I had known the answer to that when the Witch had come before.

For better or worse, I had caught the Witch’s eye, and after a lifetime of being unwanted, that was too precious a thing to lose. Whatever had happened to the previous companions, perhaps it could be different for me. It already was: I was here, free, with the Witch’s blessing. She needed me to return, and however pathetic it might be, I so desperatelywantedto be needed. Perhaps I could be the one to solve the mystery of the Witch if I lived long enough in it. If that was the cost of having a place to belong, maybe I was willing to pay it.

There was only one thing still holding me here.

b

I found my father attended only by a maid sitting by the door darning a sock. The deathly pall that had shrouded the room the night before had gone and the curtains had been drawn back to showcase the faded sunset. Before my stepmother could evict me again, I excused the maid and closed the curtains against the night.

The Witch demanding a companion from my Father played over and over in my head. He knew something. Wolf knew something. They all knew something about the Witch and no one would tell me the truth.
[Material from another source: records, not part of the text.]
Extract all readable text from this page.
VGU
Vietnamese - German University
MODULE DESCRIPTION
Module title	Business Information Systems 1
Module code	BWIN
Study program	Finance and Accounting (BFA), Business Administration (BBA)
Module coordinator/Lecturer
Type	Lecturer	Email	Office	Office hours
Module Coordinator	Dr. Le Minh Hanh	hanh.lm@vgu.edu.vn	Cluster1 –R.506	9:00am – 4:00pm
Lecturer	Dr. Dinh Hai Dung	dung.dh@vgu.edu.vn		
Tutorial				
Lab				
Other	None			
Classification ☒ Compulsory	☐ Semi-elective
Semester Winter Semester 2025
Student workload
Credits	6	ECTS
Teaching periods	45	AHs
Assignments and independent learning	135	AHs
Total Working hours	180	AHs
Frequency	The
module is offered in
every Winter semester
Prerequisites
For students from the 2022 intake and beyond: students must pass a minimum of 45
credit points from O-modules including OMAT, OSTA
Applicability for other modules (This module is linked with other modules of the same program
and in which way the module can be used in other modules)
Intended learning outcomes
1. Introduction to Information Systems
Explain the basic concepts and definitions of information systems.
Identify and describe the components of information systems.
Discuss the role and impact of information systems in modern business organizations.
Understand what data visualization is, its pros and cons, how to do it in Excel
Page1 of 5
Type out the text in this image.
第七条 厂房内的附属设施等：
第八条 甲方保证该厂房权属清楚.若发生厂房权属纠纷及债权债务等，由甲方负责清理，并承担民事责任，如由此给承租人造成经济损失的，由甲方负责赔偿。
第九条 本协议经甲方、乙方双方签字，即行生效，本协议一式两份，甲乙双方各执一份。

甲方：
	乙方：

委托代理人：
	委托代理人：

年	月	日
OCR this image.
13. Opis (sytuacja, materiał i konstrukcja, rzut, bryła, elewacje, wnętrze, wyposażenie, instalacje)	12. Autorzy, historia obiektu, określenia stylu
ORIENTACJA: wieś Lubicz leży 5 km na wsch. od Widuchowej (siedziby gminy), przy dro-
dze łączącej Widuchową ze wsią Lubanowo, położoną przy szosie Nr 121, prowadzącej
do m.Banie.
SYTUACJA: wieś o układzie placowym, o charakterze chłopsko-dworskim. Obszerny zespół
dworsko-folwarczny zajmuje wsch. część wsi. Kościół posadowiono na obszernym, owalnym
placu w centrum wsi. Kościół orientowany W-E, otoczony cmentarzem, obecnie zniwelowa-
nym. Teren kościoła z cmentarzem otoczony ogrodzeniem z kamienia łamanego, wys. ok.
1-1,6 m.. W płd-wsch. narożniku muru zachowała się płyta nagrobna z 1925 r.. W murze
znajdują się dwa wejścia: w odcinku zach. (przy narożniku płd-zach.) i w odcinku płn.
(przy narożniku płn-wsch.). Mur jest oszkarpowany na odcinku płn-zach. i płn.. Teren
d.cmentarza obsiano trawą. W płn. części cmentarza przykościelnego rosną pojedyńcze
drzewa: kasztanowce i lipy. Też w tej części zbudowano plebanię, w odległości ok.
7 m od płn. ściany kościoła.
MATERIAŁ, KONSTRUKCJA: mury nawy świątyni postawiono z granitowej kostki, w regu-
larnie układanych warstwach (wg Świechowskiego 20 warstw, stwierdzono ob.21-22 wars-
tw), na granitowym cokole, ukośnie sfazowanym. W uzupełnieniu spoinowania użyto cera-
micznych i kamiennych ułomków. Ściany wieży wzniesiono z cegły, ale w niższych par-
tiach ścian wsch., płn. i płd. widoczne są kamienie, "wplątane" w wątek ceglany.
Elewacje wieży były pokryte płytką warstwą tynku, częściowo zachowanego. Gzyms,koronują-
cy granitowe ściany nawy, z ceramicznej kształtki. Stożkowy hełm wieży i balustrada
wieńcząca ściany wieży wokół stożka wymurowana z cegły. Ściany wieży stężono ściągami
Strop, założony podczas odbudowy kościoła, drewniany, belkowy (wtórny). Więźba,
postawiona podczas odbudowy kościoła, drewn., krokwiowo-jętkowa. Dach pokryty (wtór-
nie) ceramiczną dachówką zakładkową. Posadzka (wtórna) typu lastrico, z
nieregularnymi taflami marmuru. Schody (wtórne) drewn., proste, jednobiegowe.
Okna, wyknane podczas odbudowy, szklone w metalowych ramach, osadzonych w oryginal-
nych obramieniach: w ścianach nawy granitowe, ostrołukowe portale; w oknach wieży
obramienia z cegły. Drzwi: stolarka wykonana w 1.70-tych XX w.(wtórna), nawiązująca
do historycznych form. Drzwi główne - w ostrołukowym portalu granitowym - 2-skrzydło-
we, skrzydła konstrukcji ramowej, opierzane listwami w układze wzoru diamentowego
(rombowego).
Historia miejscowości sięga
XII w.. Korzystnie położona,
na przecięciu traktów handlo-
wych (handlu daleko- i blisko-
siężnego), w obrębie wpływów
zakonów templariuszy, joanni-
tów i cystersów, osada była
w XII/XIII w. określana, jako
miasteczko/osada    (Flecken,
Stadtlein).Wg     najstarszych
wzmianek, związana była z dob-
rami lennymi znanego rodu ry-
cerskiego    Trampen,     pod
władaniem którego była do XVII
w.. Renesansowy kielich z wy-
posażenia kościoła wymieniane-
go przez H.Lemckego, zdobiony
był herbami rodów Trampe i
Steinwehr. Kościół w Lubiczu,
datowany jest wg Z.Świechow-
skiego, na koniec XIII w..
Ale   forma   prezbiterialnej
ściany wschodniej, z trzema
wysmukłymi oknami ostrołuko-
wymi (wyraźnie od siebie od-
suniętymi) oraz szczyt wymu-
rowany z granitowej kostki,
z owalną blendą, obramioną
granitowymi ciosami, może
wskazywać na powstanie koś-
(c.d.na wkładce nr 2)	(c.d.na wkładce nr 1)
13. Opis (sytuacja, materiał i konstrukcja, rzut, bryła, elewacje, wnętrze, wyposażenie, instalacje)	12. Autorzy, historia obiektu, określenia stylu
‘Papa?’ I drew a chair to his bedside as his eyelids fluttered open.

‘Mina?’ His mouth made the shape of my name.

‘I am here.’ I clasped his hand between mine; his skin was paper-thin and felt as though it could tear if I wasn’t gentle. Though the colour had returned to his face, his ordeal showed in the hollows of his cheeks and deep shadows around his eyes. In the turn of a season he had become an old man.

‘Mina?’ A light of recognition crossed his face and he struggled up. ‘You can’t be here, the Witch—’

I pressed him back into his pillows. ‘All is well. She permitted me to travel.’